When will we know the recovery is real

The 24 hours after April 8 gave us the most positive booking data we have seen since the conflict started in March. I am not going to overstate what that means, but I am also not going to understate it. A direction changed. That matters.

A relief bounce and a real recovery look identical on day one. The difference only becomes visible over two to four weeks. We will know the recovery is real when the forward booking window starts to lengthen: when guests stop booking one or two nights and start booking five or seven, when European and US guests are confirming June and July arrivals, when corporate enquiries return, when we can put rates up and not immediately watch demand soften.

We are not there yet. We may be by the end of April if things hold. We may not be until June. I genuinely do not know which way it goes from here, and any operator or analyst who tells you they do is working with more confidence than the data supports.

What I know is this: we are watching the ceasefire durability above everything else.
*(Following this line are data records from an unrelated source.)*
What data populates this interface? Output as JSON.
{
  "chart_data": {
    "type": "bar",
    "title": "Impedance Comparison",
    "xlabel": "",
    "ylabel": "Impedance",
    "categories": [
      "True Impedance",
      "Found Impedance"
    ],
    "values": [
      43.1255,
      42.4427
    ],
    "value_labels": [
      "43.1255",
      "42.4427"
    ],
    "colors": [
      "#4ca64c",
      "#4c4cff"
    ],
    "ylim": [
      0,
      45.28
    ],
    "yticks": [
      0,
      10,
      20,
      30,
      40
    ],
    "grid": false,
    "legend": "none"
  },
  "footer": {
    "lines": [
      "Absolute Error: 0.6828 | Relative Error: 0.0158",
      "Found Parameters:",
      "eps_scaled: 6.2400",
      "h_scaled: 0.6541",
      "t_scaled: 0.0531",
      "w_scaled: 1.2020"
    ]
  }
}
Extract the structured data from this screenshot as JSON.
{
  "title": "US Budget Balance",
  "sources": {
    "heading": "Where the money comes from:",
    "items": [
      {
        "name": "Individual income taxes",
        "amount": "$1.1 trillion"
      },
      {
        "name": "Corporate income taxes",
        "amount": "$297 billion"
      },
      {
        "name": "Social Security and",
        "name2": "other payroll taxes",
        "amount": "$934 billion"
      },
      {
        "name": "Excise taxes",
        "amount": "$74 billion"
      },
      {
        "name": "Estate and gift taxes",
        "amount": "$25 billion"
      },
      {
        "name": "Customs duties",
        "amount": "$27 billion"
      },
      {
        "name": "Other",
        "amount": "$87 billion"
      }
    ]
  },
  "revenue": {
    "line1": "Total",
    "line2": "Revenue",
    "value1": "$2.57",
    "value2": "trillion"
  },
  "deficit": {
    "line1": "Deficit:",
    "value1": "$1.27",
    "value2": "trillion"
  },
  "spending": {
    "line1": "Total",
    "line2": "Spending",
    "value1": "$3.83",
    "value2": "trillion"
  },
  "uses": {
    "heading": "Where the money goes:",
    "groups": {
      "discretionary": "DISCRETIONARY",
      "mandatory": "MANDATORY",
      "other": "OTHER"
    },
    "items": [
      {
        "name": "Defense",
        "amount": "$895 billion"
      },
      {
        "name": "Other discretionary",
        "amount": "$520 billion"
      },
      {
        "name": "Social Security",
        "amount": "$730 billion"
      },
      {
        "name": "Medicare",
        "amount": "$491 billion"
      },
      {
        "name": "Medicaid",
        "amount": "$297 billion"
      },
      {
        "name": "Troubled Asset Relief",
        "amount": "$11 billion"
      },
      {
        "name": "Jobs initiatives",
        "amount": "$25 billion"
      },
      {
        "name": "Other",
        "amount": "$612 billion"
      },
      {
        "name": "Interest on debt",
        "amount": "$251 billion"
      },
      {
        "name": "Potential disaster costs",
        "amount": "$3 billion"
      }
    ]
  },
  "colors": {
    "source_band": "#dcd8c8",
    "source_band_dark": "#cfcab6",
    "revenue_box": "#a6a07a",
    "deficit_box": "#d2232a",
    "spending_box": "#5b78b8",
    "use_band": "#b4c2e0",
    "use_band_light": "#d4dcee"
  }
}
Arabian Travel Market, Eid, summer: those are the opportunities we are positioning for. The ceasefire holding is the gate they all sit behind.

If you are a property owner in Dubai thinking about whether to put your apartment into short-term rental and wondering how the current situation affects your earnings potential, our guide to what you can earn from a Dubai holiday home covers the realistic numbers across different property types and areas. We manage properties across Dubai from 15% and handle everything from furnishing and photography through to guest communications and maintenance. If you want to understand what your specific property could generate under current market conditions, we can give you a real estimate based on comparable properties we are managing today.

We have since published the full Q1 2026 data covering the entire conflict and recovery period: occupancy by property type, nightly rate movements, nationality breakdown, and area-by-area performance across Palm Jumeirah, Marina, and Downtown. The Dubai STR Market Report: Q1 2026 puts the April 8 numbers in their full context.

Frequently asked questions

1. How much have Dubai holiday home bookings recovered since the ceasefire?

In the 24 hours after the April 8 ceasefire announcement, we saw between 5 and 10 new enquiries and confirmed bookings across our portfolio, roughly double the same window the week before. The recovery is still early and weighted heavily toward UAE residents booking short leisure stays.

2. Which Dubai property types are recovering fastest after the conflict?

Villa inventory is recovering faster than high-rise apartments. Our Mag City villa has outpaced marina and Downtown apartment bookings since the ceasefire. Several guests told us directly they preferred staying away from tall buildings, a preference we had not encountered in fifteen months of operation before the conflict.

3. When will Dubai holiday home bookings return to normal?

The single biggest variable is whether the ceasefire holds for two weeks or more. A two-week stability window would likely bring back the planned-in-advance segment: European long-stay guests, US bookings, and GCC visitors who deferred May and June travel. Corporate bookings are running roughly two to three weeks behind the leisure recovery.

4. Are Dubai holiday home prices going up after the ceasefire announcement?

Not yet. We are holding current pricing until we have at least two weeks of confirmed ceasefire stability behind us. Once that threshold is crossed, we will test the market for rate recovery using real demand data. Raising rates on the basis of 24-hour optimism, before durability is confirmed, is premature.

5. Should I invest in Dubai short-term rental property in 2026 given the conflict?

The structural factors that made Dubai an attractive short-term rental market in 2025 have not changed: strong tourism infrastructure, DTCM licensing, a growing international guest base. The conflict was a temporary demand shock. The April 8 data suggests the market is directionally recovering. Whether to invest depends on your risk tolerance and return expectations, not on a single day of booking data.